Question

Just confused! Why we split abs definite integrand/integration at zero although it is continuos there? Please anyone help me.

Answer 1

Suppose you want to compute the integral


`\displaystyle\int_a^b|x|\,\mathrm dx`

where
`a<0` and
`b>0`. Recall the definition of the absolute value function:


`|x|=\begin{cases}x&\text{for }x\ge0\\-x&\text{for }x<0\end{cases}`

What this means is that the function has a different meaning depending on the domain from which
`x` is picked (the two domains being non-negative and negative real numbers). For non-negative numbers
`x`, you have
`|x|=x` exactly, while if
`x` is negative, you have
`|x|=-x` exactly.

Choosing between
`|x|=x` and
`|x|=-x` is then determined by the "turning point"
`x=0`. Because the function behaves differently at values to either side of this point, you essentially have two different integrands to consider.
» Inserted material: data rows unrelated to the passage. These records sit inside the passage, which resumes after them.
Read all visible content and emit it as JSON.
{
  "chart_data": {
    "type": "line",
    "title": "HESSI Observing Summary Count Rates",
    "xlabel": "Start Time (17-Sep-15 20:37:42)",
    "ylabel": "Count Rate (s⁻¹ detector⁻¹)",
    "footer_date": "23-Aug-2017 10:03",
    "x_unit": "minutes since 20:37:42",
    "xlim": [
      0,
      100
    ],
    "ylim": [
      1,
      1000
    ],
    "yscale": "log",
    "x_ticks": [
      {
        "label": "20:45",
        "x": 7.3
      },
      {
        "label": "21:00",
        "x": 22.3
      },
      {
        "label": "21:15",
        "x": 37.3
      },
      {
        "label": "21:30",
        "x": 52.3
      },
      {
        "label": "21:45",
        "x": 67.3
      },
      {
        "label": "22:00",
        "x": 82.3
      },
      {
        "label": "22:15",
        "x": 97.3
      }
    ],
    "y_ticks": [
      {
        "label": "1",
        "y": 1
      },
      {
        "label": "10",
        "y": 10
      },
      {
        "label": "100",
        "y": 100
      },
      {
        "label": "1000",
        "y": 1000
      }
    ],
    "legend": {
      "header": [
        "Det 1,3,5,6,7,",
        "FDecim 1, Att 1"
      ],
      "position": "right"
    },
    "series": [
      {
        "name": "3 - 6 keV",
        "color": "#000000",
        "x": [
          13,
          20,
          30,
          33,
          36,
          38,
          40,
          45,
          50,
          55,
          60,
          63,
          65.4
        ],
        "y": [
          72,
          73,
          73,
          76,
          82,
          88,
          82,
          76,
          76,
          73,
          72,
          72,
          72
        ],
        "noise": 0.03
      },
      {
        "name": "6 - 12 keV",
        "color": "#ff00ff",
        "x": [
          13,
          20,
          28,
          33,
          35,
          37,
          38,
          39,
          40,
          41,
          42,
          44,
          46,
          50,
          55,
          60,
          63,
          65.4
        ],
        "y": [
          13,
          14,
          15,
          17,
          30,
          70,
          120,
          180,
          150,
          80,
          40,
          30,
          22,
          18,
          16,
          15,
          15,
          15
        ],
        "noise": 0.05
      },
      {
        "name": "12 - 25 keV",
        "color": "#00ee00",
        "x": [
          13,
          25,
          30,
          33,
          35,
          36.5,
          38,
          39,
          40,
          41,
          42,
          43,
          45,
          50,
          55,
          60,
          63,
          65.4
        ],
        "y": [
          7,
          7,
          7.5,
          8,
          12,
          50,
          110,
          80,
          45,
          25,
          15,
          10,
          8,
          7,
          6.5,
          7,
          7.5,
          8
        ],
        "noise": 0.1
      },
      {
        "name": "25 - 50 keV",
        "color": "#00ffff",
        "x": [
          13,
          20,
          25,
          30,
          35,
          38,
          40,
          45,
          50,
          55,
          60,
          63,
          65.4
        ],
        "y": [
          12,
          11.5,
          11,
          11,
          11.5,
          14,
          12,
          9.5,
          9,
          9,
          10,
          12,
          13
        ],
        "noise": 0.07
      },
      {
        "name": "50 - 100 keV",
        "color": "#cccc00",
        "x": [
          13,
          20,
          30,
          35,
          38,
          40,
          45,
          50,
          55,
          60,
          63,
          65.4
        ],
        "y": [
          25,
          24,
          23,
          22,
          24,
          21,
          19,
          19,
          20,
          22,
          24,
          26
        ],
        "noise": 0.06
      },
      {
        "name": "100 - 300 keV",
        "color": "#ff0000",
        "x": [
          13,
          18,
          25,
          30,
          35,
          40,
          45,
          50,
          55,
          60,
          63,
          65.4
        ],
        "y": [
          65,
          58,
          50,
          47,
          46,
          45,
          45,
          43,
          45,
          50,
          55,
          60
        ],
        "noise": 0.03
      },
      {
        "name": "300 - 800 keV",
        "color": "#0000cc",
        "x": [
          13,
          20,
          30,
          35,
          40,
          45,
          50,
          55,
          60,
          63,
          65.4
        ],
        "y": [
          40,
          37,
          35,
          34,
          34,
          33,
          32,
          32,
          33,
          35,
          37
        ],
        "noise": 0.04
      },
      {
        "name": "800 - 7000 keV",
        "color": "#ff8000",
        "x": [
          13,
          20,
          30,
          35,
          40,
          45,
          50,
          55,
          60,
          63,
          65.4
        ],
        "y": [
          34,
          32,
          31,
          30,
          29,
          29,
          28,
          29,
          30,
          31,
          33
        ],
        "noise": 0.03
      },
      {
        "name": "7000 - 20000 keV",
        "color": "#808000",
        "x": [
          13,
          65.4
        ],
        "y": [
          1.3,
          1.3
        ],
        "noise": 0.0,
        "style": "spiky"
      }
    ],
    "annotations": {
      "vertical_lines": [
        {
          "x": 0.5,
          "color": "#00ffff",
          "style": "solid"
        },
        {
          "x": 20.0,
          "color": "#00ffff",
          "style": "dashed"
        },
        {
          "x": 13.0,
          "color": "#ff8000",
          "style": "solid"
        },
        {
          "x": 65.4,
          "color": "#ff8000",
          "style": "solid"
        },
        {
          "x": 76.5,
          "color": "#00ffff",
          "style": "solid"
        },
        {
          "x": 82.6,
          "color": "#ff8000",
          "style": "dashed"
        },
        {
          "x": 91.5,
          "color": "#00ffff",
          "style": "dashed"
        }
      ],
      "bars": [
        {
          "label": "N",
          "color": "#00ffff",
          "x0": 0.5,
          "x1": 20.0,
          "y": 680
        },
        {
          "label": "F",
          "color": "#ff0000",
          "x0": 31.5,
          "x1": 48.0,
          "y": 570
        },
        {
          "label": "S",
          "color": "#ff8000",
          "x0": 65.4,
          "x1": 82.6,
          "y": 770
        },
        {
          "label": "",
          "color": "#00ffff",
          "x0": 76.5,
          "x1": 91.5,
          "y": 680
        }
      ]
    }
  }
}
So, to compute the integral above, you would split the interval of integration at
`x=0` and use the appropriate definition for
`|x|`.


`\displaystyle\int_a^b|x|\,\mathrm dx=\int_a^0(-x)\,\mathrm dx+\int_0^bx\,\mathrm dx`

which comes from the linearity property of definite integrals, and the fact that the interval
`[a,0)` contains only negative numbers, while
`(0,b]` contains only positive numbers.

Then, carry on with the integration:


`\displaystyle\int_a^0(-x)\,\mathrm dx+\int_0^bx\,\mathrm dx=-\frac12x^2\bigg|_(x=a)^(x=0)+\frac12x^2\bigg|_(x=0)^(x=b)=-\frac12(0^2-a^2)+\frac12(b^2-0^2)=\frac{b^2+a^2}2`

Edit: The key here is that
`|x|` is a piecewise function, i.e. a function that basically takes on the role of potentially completely different functions. In the case of
`|x|`, there are two possible equivalences,
`x` and
`-x`.

Splitting up the domain of integration is a requirement for computing integrals of piecewise functions. Take for another example the function


`f(x)=\begin{cases}x&\text{for }0\le x\le 1\\x^2-1&\text{for }1< x\le2\\x^3-8&\text{for }2< x\le3\\0&\text{otherwise}\end{cases}`

and let's say we want to compute the integral


`I=\displaystyle\int_(-\infty)^\infty f(x)\,\mathrm dx`

How is this done? Well, you have to split up the domain of integration because
`f(x)` doesn't have the same meaning everywhere in its domain:


`I=\left\{\displaystyle\int_(-\infty)^0+\int_0^1+\int_1^2+\int_2^3+\int_3^\infty\right\}f(x)\,\mathrm dx`

`I=\displaystyle\left\{\int_(-\infty)^0+\int_3^\infty\right\}0\,\mathrm dx+\int_0^1x\,\mathrm dx+\int_1^2(x^2-1)\,\mathrm dx+\int_2^3(x^3-8)\,\mathrm dx`

`I=\displaystyle0+\frac12x^2\bigg|_(x=0)^(x=1)+\left(\frac13x^3-x\right)\bigg|_(x=1)^(x=2)+\left(\frac14x^3-8x\right)\bigg|_(x=2)^(x=3)`

`I=(121)/(12)`